Pricing is set deliberately so a small Shopify store can prove the AI layer earns its place before any monthly cost shows up on a statement. The free plan covers 100 messages per month, which is enough to pilot the AI on a quiet storefront or a single product category. The first paid tier is $39 per month for 2,500 messages, which tends to absorb the pre-purchase plus support volume of a mid-size independent Shopify brand. Standard and Pro expand both the monthly quota and the count of Shopify storefronts wired to one account — Standard tops at three stores, Pro at ten — which is the tier range that actually matters if a parent company operates a handful of brands or an agency runs the AI across a portfolio of client storefronts.
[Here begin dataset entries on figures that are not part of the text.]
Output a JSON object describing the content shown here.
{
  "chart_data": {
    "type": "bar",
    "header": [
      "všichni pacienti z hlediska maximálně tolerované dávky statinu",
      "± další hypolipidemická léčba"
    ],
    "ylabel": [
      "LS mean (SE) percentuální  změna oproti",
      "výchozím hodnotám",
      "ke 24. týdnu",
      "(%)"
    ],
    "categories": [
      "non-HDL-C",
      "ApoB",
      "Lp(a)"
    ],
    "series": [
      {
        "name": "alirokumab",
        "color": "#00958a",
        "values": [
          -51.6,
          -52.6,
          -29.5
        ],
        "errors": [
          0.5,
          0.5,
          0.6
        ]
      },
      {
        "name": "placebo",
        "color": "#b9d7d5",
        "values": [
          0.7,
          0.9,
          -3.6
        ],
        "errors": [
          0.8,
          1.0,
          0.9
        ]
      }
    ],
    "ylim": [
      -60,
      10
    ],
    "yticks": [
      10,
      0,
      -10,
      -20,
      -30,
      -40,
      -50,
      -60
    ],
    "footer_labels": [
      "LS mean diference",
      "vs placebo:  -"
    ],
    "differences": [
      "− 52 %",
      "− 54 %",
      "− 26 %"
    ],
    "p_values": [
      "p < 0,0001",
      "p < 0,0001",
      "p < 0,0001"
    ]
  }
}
When a store exceeds its allowance, the widget pauses rather than silently charging a surcharge, and warning emails arrive well before the cutoff so a viral product moment or a Black Friday spike doesn't turn into a mid-traffic blackout.
A fair question at this point: is AI really the right framing for this kind of tool, or is it just the current marketing vocabulary for something that could have been called "a smart chat widget" five years ago? The answer, from the merchant's perspective, depends on what you want out of it. If the tool is a fancier button tree — keyword matching, rule-based flows, pre-written replies — the "AI" label is a stretch and the underlying tech matters less than the ease of configuration. If the tool is a language-model-backed system that reasons over your catalog and produces fresh replies in thirty-six languages without any flow to maintain, the AI label is accurate and the difference on a real storefront is large. Asyntai is the second kind. The tradeoff is a tool that occasionally requires you to constrain it with clearer custom instructions, rather than one where you hand-write every possible answer and complain when shoppers phrase things in ways you didn't predict.
The decision to add AI to a Shopify store eventually comes down to a tradeoff every merchant can weigh on their own terms. A real conversational AI layer costs between nothing and a modest monthly fee, handles a meaningful fraction of shopper-facing work your team was previously absorbing or losing to silence, ships in thirty-six languages, installs in an afternoon, and lives alongside whatever other tools already run on your store without replacing any of them. The tradeoff is that it is one specific type of AI for one specific job — storefront conversation — and not a universal engine that auto-generates your marketing, your copy, your pricing, and your forecasting. Narrowing the definition is what lets the tool actually work. The merchants who get the most out of Asyntai are the ones who install it with that narrow scope in mind, let it do the storefront job well, and pick separate purpose-built tools for the other parts of their stack.